Angle of Ball in Play by Pitch Type and Speed
Last week I looked at the horizontal angle of a ball in play as a function of the location in the zone where it was hit. Although there is some trend for lower pitches to be pulled more, most of the trend is dictated by the horizontal location of the pitch. As expected inside pitches tend to be hit to the pull field and outside pitches more to the opposite field.
Below I reproduce the trend for just the horizontal location. I found the average angle of a ball in play as a function of the horizontal location of the pitch. The center of the strike zone is 0 and negative numbers indicate pitches that are inside to right hand batters and positive numbers outside. The strike zone extends from -1 (inside edge to a RHB ) to 1 (outside edge to a RHB). The angle of a ball in play follows the -45/0/45 convention (-45 is the third base line, 0 2nd base and 45 the first base line), so negative numbers indicate the pull field for a righty.
Starting away and moving towards the batter more and more balls are pulled, with the trend slowing and stopping at about the inside edge of the plate. Here you can see the overall pull tendency. At x=0, the middle of the plate, the average ball is hit to about 7.5° to the pull field and at x=1, the outside edge of the plate, the average ball is hit right up the middle.
I was interested in how this varied by pitch type. I expected that slower pitches would be pulled more, as hitter have more time to 'get around' on such pitches.
The results confirm our expectations. The slower a pitch type the more it is pulled, so that through much of the strike zone the average curveball or changeup is pulled 10° more than the average fastball in the same horizontal location. This shows part of the danger of coming inside with breaking and off-speed pitches. These pitches, if they are hit, will tend to be pulled heavily, which is where most hitters have the greatest power.

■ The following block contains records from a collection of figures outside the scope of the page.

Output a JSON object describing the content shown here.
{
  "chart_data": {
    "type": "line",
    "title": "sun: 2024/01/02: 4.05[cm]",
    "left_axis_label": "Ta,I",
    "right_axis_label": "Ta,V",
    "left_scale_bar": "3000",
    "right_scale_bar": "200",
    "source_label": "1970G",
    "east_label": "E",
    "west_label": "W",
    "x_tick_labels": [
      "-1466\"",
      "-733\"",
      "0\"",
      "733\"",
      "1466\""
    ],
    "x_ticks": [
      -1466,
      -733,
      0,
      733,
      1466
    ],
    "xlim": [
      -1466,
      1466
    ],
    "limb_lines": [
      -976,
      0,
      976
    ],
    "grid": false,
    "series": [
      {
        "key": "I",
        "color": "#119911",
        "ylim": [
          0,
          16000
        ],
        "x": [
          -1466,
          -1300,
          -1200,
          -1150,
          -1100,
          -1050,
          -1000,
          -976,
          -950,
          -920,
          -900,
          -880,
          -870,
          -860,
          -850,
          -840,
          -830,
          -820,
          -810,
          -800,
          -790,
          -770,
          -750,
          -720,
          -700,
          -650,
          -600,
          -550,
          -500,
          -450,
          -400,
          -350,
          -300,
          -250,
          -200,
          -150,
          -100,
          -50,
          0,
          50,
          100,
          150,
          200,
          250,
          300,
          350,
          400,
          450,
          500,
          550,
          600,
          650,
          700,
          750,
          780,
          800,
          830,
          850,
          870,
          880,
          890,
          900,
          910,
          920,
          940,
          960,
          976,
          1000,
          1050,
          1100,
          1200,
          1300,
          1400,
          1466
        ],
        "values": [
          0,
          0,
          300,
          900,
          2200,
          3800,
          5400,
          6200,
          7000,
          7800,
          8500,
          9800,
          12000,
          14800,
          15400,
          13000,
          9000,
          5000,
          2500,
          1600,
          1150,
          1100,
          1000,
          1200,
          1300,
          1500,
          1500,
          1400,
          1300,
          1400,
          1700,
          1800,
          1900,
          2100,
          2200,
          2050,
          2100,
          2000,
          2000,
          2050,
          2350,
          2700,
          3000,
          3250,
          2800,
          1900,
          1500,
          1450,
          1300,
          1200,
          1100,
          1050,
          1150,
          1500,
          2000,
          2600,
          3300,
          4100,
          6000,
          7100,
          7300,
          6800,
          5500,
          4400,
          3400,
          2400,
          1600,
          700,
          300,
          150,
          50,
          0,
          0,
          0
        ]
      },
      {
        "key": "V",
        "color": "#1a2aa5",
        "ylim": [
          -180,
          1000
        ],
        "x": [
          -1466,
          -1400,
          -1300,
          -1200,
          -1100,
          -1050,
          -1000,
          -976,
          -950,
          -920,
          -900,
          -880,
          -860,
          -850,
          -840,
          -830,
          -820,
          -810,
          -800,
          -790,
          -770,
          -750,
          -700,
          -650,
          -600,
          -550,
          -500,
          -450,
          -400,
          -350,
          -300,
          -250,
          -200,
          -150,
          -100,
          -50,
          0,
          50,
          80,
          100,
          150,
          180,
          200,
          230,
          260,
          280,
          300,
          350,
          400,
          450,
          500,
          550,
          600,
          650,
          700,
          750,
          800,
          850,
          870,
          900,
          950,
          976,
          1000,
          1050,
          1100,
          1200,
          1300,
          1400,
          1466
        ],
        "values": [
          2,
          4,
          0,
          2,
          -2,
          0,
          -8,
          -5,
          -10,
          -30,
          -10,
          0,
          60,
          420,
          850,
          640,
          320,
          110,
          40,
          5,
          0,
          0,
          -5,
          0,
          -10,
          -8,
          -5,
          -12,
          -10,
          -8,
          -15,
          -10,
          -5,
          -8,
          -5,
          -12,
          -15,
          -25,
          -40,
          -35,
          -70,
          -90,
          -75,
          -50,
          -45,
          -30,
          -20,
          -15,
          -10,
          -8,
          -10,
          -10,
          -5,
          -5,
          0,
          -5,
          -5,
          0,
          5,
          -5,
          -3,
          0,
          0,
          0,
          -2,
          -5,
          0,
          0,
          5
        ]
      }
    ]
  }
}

I also wanted to see how much speed affected pull, regardless of pitch type. Here I plot the average angle of a ball in play by pitch speed for three horizontal locations, away (but in the zone), down the middle and inside (but in the zone).
The effect of pitch speed is strong, nonlinear and interacts with location. So for inside pitches there is not much effect of speed, the pull rate of a very slow and very fast pitch are not that far off. Similarly there is not a lot of difference in the pull rate of very slow pitches across location, they are all pulled heavily. But outside pitches are strongly affected by pitch speed, with slow ones being pulled and fast ones going to the opposite field. And very fast pitches are strongly influenced by location, with inside ones being pulled and outside ones going to the opposite field.
The results here are not that surprising, but nicely confirm long-held baseball expectations.